I feel for you. I agree, meeting others does not work if you're truly heartbroken, it only rubs salt in the wound. I don't understand why people always recommend it. It's almost sadistic.
I recently tried alpha gpc; for most it makes them more depressive. I also got very angry and depressed from choline bitrate, but I was not any more depressed from alpha gpc unless I take too much and it's said to release dopamine/making dopamine receptors more dense and it's also good for cognitive improvement which is basically the opposite of irrational feelings like lovesickness so you can try that along with maybe other nootropics if you haven't already tried them.
Medicineman, I am very happy ssris worked for your mood, I used to be taking ssri myself but I had the idea I felt better after QUITTING them... mentally that is... (It makes you horribly tired, but I guess it will pass). I don't think ssri are good for mood in the long run at all in cases like me (besides it makes every psychedelic do nothing at all or make the trip plain horrible lol). I probably need to be going back to my ssri because of an anxiety disorder but I'll try to take a very low dose this time.

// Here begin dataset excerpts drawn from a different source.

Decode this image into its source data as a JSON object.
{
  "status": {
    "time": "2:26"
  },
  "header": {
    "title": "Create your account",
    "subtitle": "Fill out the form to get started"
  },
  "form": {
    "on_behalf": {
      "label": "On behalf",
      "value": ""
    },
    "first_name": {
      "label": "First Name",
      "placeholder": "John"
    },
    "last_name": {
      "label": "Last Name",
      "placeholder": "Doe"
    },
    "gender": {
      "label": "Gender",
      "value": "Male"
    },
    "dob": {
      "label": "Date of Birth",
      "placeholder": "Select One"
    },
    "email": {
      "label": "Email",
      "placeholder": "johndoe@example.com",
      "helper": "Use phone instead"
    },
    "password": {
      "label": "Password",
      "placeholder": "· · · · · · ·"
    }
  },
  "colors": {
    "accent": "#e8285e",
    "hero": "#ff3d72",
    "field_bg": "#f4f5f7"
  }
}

Something that also recently helped me is more a change in thoughts, focussing on everything that wasn't good about the relationship. I never thought I would be able to come up with anything at all, when you're in love you think that person is perfect. However if they were they wouldn't have broken up with you in the first place. I dwelled on that in the wrong way, thinking that he was perfect except for the tiny thing that made him not in love with me anymore. But it wasn't a tiny thing at all. Actually when I think about t now I don't want to have anything to do with him in a romantic sense anymore. I guess you could say I fell out of love. But I hate that term, it means weakness, as if feelings are doomed to be uncontrollable. People love saying things are uncontrollable yet they love blaming you for not getting over the uncontrollable. I hate that hypocritical way of thinking.
I still can't say I'm happy. I'm depressed because the idea of love, the fantasy, is gone and I don't think it will ever come back with anyone (I'm usually not the falling-in-love-type). What helps me is that I started to see life as some kind of necessary intermediate step and no total fulfillment. Maybe there's some kind of heaven, maybe there isn't. But I think the modern idea of "life is what you make it, and therefore it should be happy" just doesn't apply for most people. I used to attribute beliefs to that fact, such as "I apparently don't deserve to be happy" or "life is unfair", but that's irrational as well. If everything you wanted in life was to have a happy relationship and it didn't work out and you don't think it will ever work out with anyone else, finding your life at least bearable on your own is the only solution that's left. But that's also the most difficult thing, so you have to find another purpose in life.
Edited by rebecca123, 07 December 2014 - 11:30 AM.